FDA Approves New Antibody Drug to Fight Omicron Variant

The U.S. Food and Drug Administration gave the nod for a new monoclonal antibody treatment that works against the Omicron variant.

The emergency use authorization for bebtelovimab is for the treatment of mild to moderate COVID-19 in adults and pediatric patients at least 12 years of age who are at high risk for severe disease. Eli Lilly and Co. produce the treatment. On Thursday, Lilly announced that the United States would purchase 600,000 doses of the drug in a $720 million deal.

An effective treatment against Omicron

The emergency use authorization comes as good news for people at high risk for severe COVID. The mutations of Omicron had rendered ineffective some of the previously available monoclonal antibody treatments, leaving doctors with fewer treatment options.

“Today’s action makes available another monoclonal antibody that shows activity against Omicron, at a time when we are seeking to further increase supply,” Dr. Patrizia Cavazzoni, director of the FDA’s Center for Drug Evaluation and Research, said in a statement. “This authorization is an important step in meeting the need for more tools to treat patients as new variants of the virus continue to emerge.”

Health experts are cautiously optimistic about the pandemic’s trajectory due to access to more treatments, like monoclonal antibodies, than ever.

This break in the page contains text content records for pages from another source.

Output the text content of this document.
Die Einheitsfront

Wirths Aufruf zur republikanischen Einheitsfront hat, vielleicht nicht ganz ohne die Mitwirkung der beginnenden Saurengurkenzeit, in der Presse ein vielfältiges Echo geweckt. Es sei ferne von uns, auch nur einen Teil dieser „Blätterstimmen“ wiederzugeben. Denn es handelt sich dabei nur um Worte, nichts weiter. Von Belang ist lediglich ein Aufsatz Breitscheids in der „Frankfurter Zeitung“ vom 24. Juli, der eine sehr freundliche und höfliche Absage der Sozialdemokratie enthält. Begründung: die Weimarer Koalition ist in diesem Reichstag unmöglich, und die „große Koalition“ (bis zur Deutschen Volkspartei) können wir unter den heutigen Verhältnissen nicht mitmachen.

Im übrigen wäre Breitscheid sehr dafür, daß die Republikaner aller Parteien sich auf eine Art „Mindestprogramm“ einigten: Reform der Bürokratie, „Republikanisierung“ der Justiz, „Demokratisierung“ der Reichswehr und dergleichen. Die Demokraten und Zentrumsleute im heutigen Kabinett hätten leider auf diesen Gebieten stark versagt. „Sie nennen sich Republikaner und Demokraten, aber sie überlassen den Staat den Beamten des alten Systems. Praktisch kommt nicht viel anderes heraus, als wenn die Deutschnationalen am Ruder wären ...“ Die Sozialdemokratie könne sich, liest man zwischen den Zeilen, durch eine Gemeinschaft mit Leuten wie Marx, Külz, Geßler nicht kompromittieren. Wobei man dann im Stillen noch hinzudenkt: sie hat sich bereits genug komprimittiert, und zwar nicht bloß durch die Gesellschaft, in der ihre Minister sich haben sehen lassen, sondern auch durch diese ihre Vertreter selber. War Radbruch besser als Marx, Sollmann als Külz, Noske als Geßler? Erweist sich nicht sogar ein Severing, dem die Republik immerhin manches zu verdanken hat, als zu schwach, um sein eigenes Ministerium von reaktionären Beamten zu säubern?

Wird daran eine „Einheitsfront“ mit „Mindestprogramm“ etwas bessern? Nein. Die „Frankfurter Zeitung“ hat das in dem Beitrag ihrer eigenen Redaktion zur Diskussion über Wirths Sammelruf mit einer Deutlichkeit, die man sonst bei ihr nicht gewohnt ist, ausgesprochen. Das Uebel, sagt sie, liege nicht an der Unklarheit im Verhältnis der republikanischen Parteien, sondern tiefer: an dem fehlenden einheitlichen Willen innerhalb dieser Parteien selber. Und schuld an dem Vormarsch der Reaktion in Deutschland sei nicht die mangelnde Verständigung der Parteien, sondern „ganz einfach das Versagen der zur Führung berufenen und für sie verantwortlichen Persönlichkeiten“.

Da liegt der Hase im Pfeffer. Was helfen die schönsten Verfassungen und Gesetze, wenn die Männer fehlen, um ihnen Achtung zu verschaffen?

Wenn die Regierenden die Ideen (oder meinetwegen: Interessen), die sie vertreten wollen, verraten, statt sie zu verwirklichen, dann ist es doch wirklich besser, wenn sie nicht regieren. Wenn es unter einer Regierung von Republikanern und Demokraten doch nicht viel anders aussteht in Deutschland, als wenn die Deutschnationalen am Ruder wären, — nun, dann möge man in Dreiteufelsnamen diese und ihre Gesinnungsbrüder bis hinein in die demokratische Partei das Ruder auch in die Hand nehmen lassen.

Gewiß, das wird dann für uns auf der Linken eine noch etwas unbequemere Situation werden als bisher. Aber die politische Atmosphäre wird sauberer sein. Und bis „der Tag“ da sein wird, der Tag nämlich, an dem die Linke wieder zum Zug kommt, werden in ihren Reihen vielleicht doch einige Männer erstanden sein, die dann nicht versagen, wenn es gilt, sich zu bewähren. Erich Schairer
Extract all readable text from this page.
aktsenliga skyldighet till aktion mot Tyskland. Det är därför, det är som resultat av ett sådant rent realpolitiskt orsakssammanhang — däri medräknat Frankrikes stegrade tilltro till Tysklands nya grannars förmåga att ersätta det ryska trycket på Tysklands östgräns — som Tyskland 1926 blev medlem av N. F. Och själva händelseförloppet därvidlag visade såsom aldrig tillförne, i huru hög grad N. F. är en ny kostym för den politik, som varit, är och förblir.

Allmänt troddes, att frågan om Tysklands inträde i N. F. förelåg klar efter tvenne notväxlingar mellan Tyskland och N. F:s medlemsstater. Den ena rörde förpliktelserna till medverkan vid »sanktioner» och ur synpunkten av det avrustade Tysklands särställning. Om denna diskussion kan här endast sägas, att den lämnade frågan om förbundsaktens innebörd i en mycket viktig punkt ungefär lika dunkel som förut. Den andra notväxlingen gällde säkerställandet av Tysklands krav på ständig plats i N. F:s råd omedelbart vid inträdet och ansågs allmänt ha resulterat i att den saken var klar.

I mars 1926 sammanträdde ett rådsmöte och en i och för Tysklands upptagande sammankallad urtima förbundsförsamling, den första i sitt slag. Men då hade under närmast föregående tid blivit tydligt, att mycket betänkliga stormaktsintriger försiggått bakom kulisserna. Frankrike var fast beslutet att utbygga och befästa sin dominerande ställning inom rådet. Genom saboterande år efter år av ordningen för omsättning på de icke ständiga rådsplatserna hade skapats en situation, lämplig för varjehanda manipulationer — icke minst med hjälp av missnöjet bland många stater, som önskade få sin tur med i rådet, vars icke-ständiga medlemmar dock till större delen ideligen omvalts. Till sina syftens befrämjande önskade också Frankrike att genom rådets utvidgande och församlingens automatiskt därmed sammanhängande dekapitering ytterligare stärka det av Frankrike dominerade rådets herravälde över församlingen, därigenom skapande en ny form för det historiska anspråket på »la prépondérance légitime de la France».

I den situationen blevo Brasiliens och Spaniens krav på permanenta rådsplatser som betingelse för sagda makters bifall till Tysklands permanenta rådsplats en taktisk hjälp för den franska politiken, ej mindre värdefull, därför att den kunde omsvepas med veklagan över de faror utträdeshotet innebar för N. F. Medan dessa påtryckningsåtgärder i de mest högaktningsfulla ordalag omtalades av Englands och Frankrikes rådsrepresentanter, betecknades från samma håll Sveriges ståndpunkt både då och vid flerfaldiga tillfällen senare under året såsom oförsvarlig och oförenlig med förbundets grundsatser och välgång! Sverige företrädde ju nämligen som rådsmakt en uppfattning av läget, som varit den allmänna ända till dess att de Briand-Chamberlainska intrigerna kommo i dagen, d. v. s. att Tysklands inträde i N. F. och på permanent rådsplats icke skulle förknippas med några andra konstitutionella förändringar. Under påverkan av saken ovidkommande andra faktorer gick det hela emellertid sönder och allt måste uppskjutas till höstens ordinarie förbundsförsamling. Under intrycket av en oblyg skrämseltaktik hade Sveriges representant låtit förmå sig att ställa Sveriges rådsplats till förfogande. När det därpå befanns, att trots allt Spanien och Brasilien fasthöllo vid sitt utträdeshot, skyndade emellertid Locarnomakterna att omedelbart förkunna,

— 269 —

How does bebtelovimab work?

Bebtelovimab works by binding to the spike protein of the virus that causes COVID-19, similar to other monoclonal antibodies that have been authorized for the treatment of high-risk patients, the FDA said.

The agency based its decision on a series of clinical trials involving more than 700 COVID patients. The rates of hospitalization and death seen in those who received bebtelovimab alone or with other monoclonal antibodies were generally lower than those of a group that received a placebo, the FDA said.

“Lilly has worked hard to fight this pandemic. Early in 2021, prior to the identification of the Omicron variant, Lilly scientists were already working to develop bebtelovimab as a broadly neutralizing antibody that could be used to fight a highly mutated variant, should one emerge,” Dr. Daniel Skovronsky, Lilly’s chief scientific and medical officer and president of Lilly Research Laboratories, said in a company statement.

“With the emergence of variants such as Omicron, treatment options remain limited. Lilly is pleased to provide another treatment option to help address the ongoing needs of patients and health care providers who continue to battle this pandemic,” Skovronsky says.

Possible side effects of bebtelovimab include itching, rash, infusion-related reactions, nausea and vomiting.